Но ведь этот человек… Как же допустить, чтобы этот человек и дальше жил на свете? Дыхание его — нестерпимый вызов. Как допустить, чтобы он жил и завтра, когда настанет день, чтобы утром проснулся этот человек, который тебя избил до полусмерти, швырнул, будто тряпку, на землю, человек, который видел, как ты рыдал от боли и унижения, а потом посмел подхватить тебя, словно старший брат, и поволок с презрительной жалостью?.. Как же допустить, чтобы он остался жив, и как тебе самому жить, когда тебя все бьют — и вот этот спящий, и те, из цеха подмастерьев… да еще жить изуродованным, ведь и этот рубака тоже прибавил свою отметину — вышиб зуб, и слышать угрозы и трепетать, боясь обещанной кары: «Я тебе отрежу уши, слышал? Начисто отрежу. Только нос у тебя и останется, обезьяна ты мерзкая!..» «Нет, убить его! Только смертью сотрешь такие слова. Зарезать как свинью. Пусть хлещет кровь. И пусть он кричит, пусть… Что мне, в конце концов? Наплевать! Арестуют, казнят. Наплевать. Зато услышу, как он будет выть от боли, от ужаса, от страха, от того, что не хочет умирать и все-таки умрет… А потом — будь что будет!» Рука сжимает рукоятку ножа, короткую круглую рукоятку, нож поднят, убийца метит в грудь, ищет в черном мраке место, то место, где сердце… Но ничего не видно, а ведь ненавистный тут, ошибиться нельзя — лежит вот и спит (крепко спит!), дыхание со свистом вырывается у него из ноздрей и из глотки (должно быть, рот немного открыт у пса проклятого), дышит тяжело, даже вздохнул и застонал… Надо бить наверняка. Ну, ударь ножом, ударь же, трус поганый! Или ты не понимаешь, что хочешь увильнуть, не смеешь нанести удар?

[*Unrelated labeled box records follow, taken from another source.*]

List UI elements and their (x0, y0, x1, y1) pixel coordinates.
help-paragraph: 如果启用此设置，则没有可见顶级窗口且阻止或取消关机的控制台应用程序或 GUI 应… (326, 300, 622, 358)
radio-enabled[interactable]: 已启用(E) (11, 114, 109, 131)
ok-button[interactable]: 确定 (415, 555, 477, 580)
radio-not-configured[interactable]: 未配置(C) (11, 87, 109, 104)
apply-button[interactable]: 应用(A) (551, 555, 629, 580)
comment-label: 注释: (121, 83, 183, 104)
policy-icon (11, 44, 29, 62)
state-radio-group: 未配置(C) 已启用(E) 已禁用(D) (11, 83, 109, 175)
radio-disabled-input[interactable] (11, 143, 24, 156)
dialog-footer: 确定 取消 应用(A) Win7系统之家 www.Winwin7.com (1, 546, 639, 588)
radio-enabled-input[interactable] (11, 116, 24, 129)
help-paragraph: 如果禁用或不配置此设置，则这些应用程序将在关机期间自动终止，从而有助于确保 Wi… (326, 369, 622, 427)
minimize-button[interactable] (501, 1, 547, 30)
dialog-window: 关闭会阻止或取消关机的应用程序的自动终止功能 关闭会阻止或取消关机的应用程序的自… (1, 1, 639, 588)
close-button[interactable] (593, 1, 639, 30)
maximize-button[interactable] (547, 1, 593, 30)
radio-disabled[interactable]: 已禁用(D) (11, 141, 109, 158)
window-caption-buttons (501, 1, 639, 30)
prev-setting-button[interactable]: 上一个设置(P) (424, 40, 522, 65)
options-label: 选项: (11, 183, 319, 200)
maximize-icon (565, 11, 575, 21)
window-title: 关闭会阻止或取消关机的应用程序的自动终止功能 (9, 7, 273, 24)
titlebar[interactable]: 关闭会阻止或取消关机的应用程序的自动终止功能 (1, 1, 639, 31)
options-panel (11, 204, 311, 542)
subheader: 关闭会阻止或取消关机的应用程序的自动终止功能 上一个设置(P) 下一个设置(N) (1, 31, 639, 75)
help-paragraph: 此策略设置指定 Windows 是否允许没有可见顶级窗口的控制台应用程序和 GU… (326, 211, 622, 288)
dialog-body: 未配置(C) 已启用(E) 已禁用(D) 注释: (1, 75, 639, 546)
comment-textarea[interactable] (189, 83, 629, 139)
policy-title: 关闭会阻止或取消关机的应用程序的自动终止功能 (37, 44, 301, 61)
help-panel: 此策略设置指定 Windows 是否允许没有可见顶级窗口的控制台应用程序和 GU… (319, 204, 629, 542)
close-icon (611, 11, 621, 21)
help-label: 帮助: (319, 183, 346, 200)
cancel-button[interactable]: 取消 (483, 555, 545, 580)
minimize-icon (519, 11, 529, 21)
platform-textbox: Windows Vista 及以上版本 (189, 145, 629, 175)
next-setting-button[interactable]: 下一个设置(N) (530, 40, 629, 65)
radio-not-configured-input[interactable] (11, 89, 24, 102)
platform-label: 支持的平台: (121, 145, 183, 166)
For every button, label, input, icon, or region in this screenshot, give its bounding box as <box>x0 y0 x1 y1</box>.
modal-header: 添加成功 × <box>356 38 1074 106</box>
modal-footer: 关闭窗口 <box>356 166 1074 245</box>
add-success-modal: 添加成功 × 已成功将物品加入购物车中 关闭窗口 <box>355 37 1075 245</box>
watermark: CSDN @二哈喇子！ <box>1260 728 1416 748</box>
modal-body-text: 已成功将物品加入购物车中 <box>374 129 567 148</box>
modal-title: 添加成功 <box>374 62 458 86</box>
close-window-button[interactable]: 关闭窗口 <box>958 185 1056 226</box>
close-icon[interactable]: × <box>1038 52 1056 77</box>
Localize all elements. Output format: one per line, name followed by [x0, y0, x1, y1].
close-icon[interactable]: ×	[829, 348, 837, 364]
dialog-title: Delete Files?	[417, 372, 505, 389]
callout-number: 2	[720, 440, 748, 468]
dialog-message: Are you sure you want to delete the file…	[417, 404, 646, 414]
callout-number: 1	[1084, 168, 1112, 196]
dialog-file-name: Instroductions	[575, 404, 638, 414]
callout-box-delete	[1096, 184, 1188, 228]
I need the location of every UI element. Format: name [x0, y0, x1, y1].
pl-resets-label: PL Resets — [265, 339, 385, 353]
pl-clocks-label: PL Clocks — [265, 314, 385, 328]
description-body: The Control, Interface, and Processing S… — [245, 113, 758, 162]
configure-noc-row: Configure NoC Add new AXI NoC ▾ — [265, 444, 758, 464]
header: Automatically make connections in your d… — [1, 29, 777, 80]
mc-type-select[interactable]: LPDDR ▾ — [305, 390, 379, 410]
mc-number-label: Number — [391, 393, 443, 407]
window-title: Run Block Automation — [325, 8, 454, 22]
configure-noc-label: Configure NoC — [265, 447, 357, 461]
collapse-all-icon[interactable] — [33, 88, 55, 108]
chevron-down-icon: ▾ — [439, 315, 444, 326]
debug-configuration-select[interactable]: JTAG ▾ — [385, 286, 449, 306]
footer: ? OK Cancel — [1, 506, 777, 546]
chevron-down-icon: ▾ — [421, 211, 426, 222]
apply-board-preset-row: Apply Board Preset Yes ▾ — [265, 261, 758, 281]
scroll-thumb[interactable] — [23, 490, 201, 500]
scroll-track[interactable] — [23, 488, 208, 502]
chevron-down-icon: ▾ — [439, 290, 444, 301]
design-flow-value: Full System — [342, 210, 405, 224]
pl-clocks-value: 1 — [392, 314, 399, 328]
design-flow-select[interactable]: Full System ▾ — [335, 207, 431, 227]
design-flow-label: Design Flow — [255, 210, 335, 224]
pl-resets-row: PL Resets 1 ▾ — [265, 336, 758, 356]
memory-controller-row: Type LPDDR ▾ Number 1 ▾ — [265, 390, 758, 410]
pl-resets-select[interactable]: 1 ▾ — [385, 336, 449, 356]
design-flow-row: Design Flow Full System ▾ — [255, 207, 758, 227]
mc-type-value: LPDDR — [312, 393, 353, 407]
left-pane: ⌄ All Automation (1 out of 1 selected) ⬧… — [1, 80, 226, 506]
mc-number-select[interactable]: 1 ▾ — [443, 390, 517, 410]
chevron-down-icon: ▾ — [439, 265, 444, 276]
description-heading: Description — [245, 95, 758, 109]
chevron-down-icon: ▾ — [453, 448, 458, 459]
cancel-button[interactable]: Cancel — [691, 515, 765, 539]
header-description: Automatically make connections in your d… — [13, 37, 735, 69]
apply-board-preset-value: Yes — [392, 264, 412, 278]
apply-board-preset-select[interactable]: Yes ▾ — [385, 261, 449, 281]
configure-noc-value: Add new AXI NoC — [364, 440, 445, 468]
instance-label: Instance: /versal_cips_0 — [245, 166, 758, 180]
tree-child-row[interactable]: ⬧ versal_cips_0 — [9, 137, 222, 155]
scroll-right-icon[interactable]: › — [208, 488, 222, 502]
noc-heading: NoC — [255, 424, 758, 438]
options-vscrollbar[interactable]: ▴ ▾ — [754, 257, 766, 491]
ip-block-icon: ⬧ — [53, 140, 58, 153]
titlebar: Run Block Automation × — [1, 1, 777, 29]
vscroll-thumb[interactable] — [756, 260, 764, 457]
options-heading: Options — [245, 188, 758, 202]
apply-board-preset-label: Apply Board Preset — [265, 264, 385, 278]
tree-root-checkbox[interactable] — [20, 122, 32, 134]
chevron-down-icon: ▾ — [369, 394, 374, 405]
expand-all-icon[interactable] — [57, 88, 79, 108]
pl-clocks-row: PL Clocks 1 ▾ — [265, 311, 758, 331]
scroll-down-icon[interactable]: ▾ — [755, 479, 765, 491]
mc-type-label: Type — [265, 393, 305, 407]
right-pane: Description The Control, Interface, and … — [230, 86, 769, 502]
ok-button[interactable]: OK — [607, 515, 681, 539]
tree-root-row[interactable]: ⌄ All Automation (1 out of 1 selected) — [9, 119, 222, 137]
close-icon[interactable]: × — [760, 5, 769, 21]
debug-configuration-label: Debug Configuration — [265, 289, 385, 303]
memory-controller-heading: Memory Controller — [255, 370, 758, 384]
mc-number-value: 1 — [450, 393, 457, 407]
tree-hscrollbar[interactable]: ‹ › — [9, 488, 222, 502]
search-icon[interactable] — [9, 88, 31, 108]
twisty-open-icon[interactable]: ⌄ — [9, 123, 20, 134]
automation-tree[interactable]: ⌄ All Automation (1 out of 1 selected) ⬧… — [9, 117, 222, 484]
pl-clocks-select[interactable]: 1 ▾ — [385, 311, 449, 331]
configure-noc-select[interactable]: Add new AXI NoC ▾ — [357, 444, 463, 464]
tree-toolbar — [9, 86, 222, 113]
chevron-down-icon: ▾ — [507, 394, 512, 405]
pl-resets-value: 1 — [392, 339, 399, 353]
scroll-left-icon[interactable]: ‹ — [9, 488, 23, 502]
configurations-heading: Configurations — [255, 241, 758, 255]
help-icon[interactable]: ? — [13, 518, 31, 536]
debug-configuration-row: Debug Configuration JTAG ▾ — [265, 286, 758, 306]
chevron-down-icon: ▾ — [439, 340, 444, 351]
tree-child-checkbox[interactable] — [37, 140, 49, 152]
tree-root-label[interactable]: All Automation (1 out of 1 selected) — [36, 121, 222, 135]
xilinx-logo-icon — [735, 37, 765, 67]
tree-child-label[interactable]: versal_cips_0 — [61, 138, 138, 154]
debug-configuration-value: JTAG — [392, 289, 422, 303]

А Теодор не чувствует близости убийцы. Не видит безумного взгляда, устремленного на него, не замечает, как левая рука ночного гостя тянется к нему, хочет, наглая, пролезть за пазуху, просунуться под сорочку, коснуться обнаженной груди, ощупать, сосчитать ребра, найти роковое место… Теодор спит, и снится ему сон. Может быть, все это он видит во сне, а то, право, не верится, что Фирмен мог проникнуть сюда совершенно бесшумно и так долго стоять, погрузившись в свои свирепые мечты. И почему, в самом деле, Фирмен, если уж он замыслил убийство, не повернул на площадке лестницы в другую дверь, чтобы убить соперника? Мотивы, которыми он сам это объяснял или которые склонен был приписать ему читатель еще прежде, чем у нас зашла об этом речь, объяснимы только логикой кошмара, в них нет ни малейшей реальности. Так же, впрочем, как и во всей этой ночи: в ней все противоречит здравому смыслу — и это приключение при лунном свете, и кладбище, и кустарники, и неправдоподобное сборище каких-то выдуманных людей, которые держат немыслимые речи при фантастическом свете факелов! Почему они собрались ночью, да еще при таком ветре? А если бы дождь пошел? Бросьте, это ни в какие ворота не лезет.